The doctor shortage also has increased the Medi-Cal load for those hospitals that serve uninsured patients -- resulting in revenues that cannot cover the costs of care nor the costs of hiring the best doctors. Siegel added, "Here's California, one of the richest states, with the biggest population, and we are putting ourselves in the position of having a much inferior medical system." Recruiting and retaining doctors in a state with a high cost of living and low reimbursement rates has been difficult. Dr. Duncan Phillips, a former California doctor who has since moved to North Carolina, said that "practicing medicine in California is probably more difficult than any other state." The problem seems to encompass more than just Medi-Cal recipients. Dr. William Byrne, medical director of Children's Hospital Oakland, said, "One of the things it's hard to convince people is we're not just talking about access for poor kids. We're talking about access for everybody's kids. You may have the greatest insurance in the world, but there will not be a subspecialist available to see you."
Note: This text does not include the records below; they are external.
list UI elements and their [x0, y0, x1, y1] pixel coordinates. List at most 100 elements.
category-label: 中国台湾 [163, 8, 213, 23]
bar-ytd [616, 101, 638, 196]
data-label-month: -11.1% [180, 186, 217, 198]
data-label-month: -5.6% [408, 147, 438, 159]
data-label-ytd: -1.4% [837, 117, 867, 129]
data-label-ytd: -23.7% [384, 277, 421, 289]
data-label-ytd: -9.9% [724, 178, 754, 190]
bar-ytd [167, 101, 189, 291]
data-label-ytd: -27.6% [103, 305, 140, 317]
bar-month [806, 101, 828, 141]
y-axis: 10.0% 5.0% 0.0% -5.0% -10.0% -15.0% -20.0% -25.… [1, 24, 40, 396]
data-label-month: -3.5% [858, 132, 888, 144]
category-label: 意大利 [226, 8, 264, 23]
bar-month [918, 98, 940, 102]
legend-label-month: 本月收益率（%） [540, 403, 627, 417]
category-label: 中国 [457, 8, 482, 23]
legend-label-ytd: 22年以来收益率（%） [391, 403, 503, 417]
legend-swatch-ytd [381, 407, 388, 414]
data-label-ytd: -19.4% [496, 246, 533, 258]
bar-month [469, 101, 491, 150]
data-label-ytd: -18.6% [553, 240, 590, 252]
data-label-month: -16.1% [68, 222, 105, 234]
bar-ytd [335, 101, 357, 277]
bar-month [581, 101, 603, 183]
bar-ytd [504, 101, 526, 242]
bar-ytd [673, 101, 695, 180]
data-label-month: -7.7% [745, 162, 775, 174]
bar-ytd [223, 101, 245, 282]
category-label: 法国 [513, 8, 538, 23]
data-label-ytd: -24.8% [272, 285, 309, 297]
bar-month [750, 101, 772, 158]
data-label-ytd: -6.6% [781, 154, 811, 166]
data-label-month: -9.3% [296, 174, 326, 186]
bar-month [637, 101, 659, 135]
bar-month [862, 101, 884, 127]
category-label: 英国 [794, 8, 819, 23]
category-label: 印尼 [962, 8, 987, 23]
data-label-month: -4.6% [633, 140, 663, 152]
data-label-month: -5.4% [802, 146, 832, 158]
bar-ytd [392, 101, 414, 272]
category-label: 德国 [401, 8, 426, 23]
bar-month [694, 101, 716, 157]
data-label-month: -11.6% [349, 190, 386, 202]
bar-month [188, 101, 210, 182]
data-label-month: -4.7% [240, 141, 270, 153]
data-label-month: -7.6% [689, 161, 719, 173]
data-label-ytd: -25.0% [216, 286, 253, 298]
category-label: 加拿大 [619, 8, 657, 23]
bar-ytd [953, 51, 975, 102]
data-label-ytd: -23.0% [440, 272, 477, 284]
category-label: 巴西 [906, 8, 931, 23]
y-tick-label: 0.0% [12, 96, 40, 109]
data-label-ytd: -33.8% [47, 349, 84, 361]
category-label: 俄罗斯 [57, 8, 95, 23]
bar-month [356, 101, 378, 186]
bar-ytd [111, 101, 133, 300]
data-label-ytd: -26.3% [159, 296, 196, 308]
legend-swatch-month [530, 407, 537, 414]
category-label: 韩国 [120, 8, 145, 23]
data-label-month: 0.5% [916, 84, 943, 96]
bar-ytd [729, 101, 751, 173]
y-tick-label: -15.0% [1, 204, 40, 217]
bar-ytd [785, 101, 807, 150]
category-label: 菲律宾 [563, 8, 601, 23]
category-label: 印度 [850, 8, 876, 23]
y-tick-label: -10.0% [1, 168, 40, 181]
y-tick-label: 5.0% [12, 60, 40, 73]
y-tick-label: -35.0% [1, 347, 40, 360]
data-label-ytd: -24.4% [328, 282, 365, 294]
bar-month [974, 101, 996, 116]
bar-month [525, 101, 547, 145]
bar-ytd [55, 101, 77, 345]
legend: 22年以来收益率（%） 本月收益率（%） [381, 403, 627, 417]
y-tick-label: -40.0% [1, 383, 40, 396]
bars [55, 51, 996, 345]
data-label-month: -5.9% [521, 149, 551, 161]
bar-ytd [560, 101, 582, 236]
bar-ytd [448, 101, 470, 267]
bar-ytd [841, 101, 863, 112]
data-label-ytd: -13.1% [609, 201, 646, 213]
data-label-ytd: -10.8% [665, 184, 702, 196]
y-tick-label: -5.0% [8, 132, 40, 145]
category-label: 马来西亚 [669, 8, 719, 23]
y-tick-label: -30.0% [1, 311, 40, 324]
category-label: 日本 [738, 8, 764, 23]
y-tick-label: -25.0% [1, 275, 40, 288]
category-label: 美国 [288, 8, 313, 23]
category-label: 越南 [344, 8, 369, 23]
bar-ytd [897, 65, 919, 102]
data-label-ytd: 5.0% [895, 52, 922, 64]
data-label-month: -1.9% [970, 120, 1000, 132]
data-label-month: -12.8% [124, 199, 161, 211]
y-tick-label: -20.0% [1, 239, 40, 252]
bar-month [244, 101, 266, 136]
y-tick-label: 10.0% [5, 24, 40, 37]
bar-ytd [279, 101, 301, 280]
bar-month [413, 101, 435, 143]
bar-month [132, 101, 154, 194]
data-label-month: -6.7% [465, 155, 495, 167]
While Medi-Cal officials have acknowledged that reimbursement rates are low, they contend that "health care is competing for limited dollars in a state with millions of poor residents." Budgetary restrictions also have hampered reimbursement increases. Stan Rosenstein, a state health department official who oversees Medi-Cal, said, "There were a significant number of years where the economy was bad, and there was no sufficient budgetary money to provide rate increases. We've taken steps to improve that" (Allen, 3/13).